Je rentre à la maison/Vou para Casa (Ich geh' nach Hause), 2001, Manoel de Oliveira

Manoel de Oliveira
The Music of Vanished Things

November 13 to 30, 2015

When Manoel de Oliveira died in the spring of this year, he was busy preparing a new project. What else would one be doing at the age of 106 besides simply making another film? Especially if one's career only got started at an age when most people are retiring...
 
However, De Oliveira was an icon not only because of his age. His work is rich in connections to the history and literature of his Portuguese homeland, and it marked one of those unique and often baffling positions in modern cinema that the European film industry has tolerated less and less over the past 30 years. With his debut feature from 1942, De Oliveira was one of the first to represent this kind of cinema – and he will also have been one of the last.
 
For Manoel De Oliveira, born in Porto in 1908, things happened a little differently than in most other directing careers. His first film, a silent study from 1931, was a thoughtful portrait of his hometown and its river (Douro Faina Fluvial), but it took until his third feature in the early 1970s, O Passado e o Presente, that he began to regularly produce full-length works. In the intervening four decades, he was mainly an "amateur" – his central occupation was the family business while he also cultivated hobbies such as auto racing. Added to this was the Salazar regime, which De Oliveira did not want to involve himself with more than was necessary. As a member of the elite, a dandy and a Catholic-conservative modernist, he found the local fascists suspect and reprehensible. Like the short film A Caça (1963), his first two features – the proto-neorealistic children's fable Aniki Bóbó (1942) and the colorful passion play Acto da Primavera (1963) – can be read as critiques of this state and its cinematic self-portraits.
 
When he achieved his international breakthrough with the ironic adaptation of Camilo Castelo Branco's classic, Amor de Perdição (1979), Manoel de Oliveira was about 70 years old. Not long after, he began to be honored for his life's work – with the assumption that he would probably soon pass away. It seems that he, himself, didn’t expect to live very long, because by 1982 he had already created his cinematic will and testament, Visita ou Memórias e Confissões, that he insisted be shown only after his death (it premiered in May 2015 at the Cannes Film Festival). In the 1990s, however, he found a producer, Paulo Branco, who would transform De Oliveira into an international “institution”, enabling him to make a new movie almost every year – often featuring major stars such as Catherine Deneuve, Michel Piccoli, Marcello Mastroianni, Irene Papas and John Malkovich.

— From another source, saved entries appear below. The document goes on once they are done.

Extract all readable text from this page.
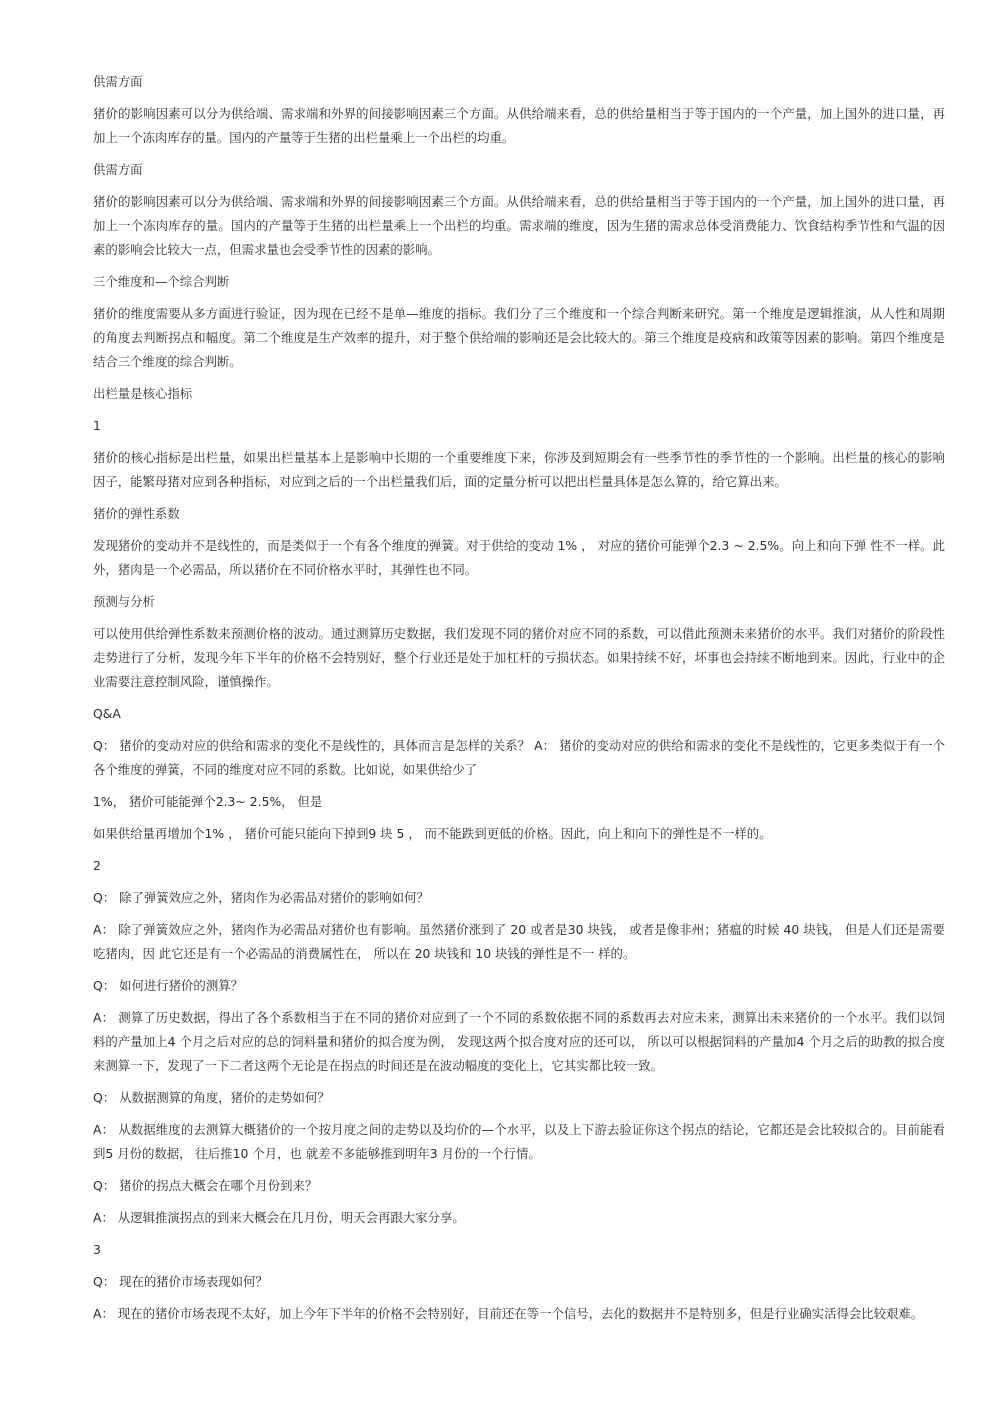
供需方面

猪价的影响因素可以分为供给端、需求端和外界的间接影响因素三个方面。从供给端来看，总的供给量相当于等于国内的一个产量，加上国外的进口量，再加上一个冻肉库存的量。国内的产量等于生猪的出栏量乘上一个出栏的均重。

供需方面

猪价的影响因素可以分为供给端、需求端和外界的间接影响因素三个方面。从供给端来看，总的供给量相当于等于国内的一个产量，加上国外的进口量，再加上一个冻肉库存的量。国内的产量等于生猪的出栏量乘上一个出栏的均重。需求端的维度，因为生猪的需求总体受消费能力、饮食结构季节性和气温的因素的影响会比较大一点，但需求量也会受季节性的因素的影响。

三个维度和—个综合判断

猪价的维度需要从多方面进行验证，因为现在已经不是单—维度的指标。我们分了三个维度和一个综合判断来研究。第一个维度是逻辑推演，从人性和周期的角度去判断拐点和幅度。第二个维度是生产效率的提升，对于整个供给端的影响还是会比较大的。第三个维度是疫病和政策等因素的影响。第四个维度是结合三个维度的综合判断。

出栏量是核心指标

1

猪价的核心指标是出栏量，如果出栏量基本上是影响中长期的一个重要维度下来，你涉及到短期会有一些季节性的季节性的一个影响。出栏量的核心的影响因子，能繁母猪对应到各种指标，对应到之后的一个出栏量我们后，面的定量分析可以把出栏量具体是怎么算的，给它算出来。

猪价的弹性系数

发现猪价的变动并不是线性的，而是类似于一个有各个维度的弹簧。对于供给的变动 1% ， 对应的猪价可能弹个2.3 ~ 2.5%。向上和向下弹 性不一样。此外，猪肉是一个必需品，所以猪价在不同价格水平时，其弹性也不同。

预测与分析

可以使用供给弹性系数来预测价格的波动。通过测算历史数据，我们发现不同的猪价对应不同的系数，可以借此预测未来猪价的水平。我们对猪价的阶段性走势进行了分析，发现今年下半年的价格不会特别好，整个行业还是处于加杠杆的亏损状态。如果持续不好，坏事也会持续不断地到来。因此，行业中的企业需要注意控制风险，谨慎操作。

Q&A

Q： 猪价的变动对应的供给和需求的变化不是线性的，具体而言是怎样的关系？ A： 猪价的变动对应的供给和需求的变化不是线性的，它更多类似于有一个各个维度的弹簧，不同的维度对应不同的系数。比如说，如果供给少了

1%， 猪价可能能弹个2.3~ 2.5%， 但是

如果供给量再增加个1% ， 猪价可能只能向下掉到9 块 5 ， 而不能跌到更低的价格。因此，向上和向下的弹性是不一样的。

2

Q： 除了弹簧效应之外，猪肉作为必需品对猪价的影响如何？

A： 除了弹簧效应之外，猪肉作为必需品对猪价也有影响。虽然猪价涨到了 20 或者是30 块钱， 或者是像非州；猪瘟的时候 40 块钱， 但是人们还是需要吃猪肉，因 此它还是有一个必需品的消费属性在， 所以在 20 块钱和 10 块钱的弹性是不一 样的。

Q： 如何进行猪价的测算？

A： 测算了历史数据，得出了各个系数相当于在不同的猪价对应到了一个不同的系数依据不同的系数再去对应未来，测算出未来猪价的一个水平。我们以饲料的产量加上4 个月之后对应的总的饲料量和猪价的拟合度为例， 发现这两个拟合度对应的还可以， 所以可以根据饲料的产量加4 个月之后的助教的拟合度来测算一下，发现了一下二者这两个无论是在拐点的时间还是在波动幅度的变化上，它其实都比较一致。

Q： 从数据测算的角度，猪价的走势如何？

A： 从数据维度的去测算大概猪价的一个按月度之间的走势以及均价的—个水平，以及上下游去验证你这个拐点的结论，它都还是会比较拟合的。目前能看到5 月份的数据， 往后推10 个月，也 就差不多能够推到明年3 月份的一个行情。

Q： 猪价的拐点大概会在哪个月份到来？

A： 从逻辑推演拐点的到来大概会在几月份，明天会再跟大家分享。

3

Q： 现在的猪价市场表现如何？

A： 现在的猪价市场表现不太好，加上今年下半年的价格不会特别好，目前还在等一个信号，去化的数据并不是特别多，但是行业确实活得会比较艰难。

And the director grew as possibilities grew around him. As his composer once said: For De Oliveira each film must offer something new – an experiment, a new beginning, an adventure. Which is also why his works cannot be reduced to a common denominator. In his films one can find mighty melodramas like Francisca or Vale Abraão, as well as cryptic-crafty comedies (Je rentre à la maison, Singularidades de uma Rapariga Loura), poetic essays (Porto da Minha Infância) and cinephile games (Belle toujours). The soundings of his own position in the world (Viagem ao Princípio do Mundo) are juxtaposed with musings on the fate of Portugal („Non“, ou A vã Glória de Mandar) – where Portugal for him represented the old world: Europe. He also loved to change style and intonation, mood and bearing, often right in the middle of a film. With De Oliveira one must always be prepared for anything, and should never assume where the journey might end.
 
Manoel de Oliveira was an exception, a deviation beyond compare: always both old and young at the same time, a citizen of a lost era and of one yet to come. "In life, a loss always means a new beginning. Art is then no more than the 'music of vanished things.'"
 
The homage to Manoel de Oliveira is a joint venture between the Film Museum and the Viennale and has been organized with the generous support of the Cinemateca Portuguesa. Filmmaker Pedro Costa was invited by the Viennale to select films from De Oliveira's vast oeuvre. After the festival, these are also shown at the Film Museum, complimented by several additional works. In total, the exhibition will screen 25 short and feature-length films. On November 13 and 14, José Manuel Costa, Director of the Cinemateca Portuguesa, will speak at the Filmmuseum, discussing and introducing several films by De Oliveira.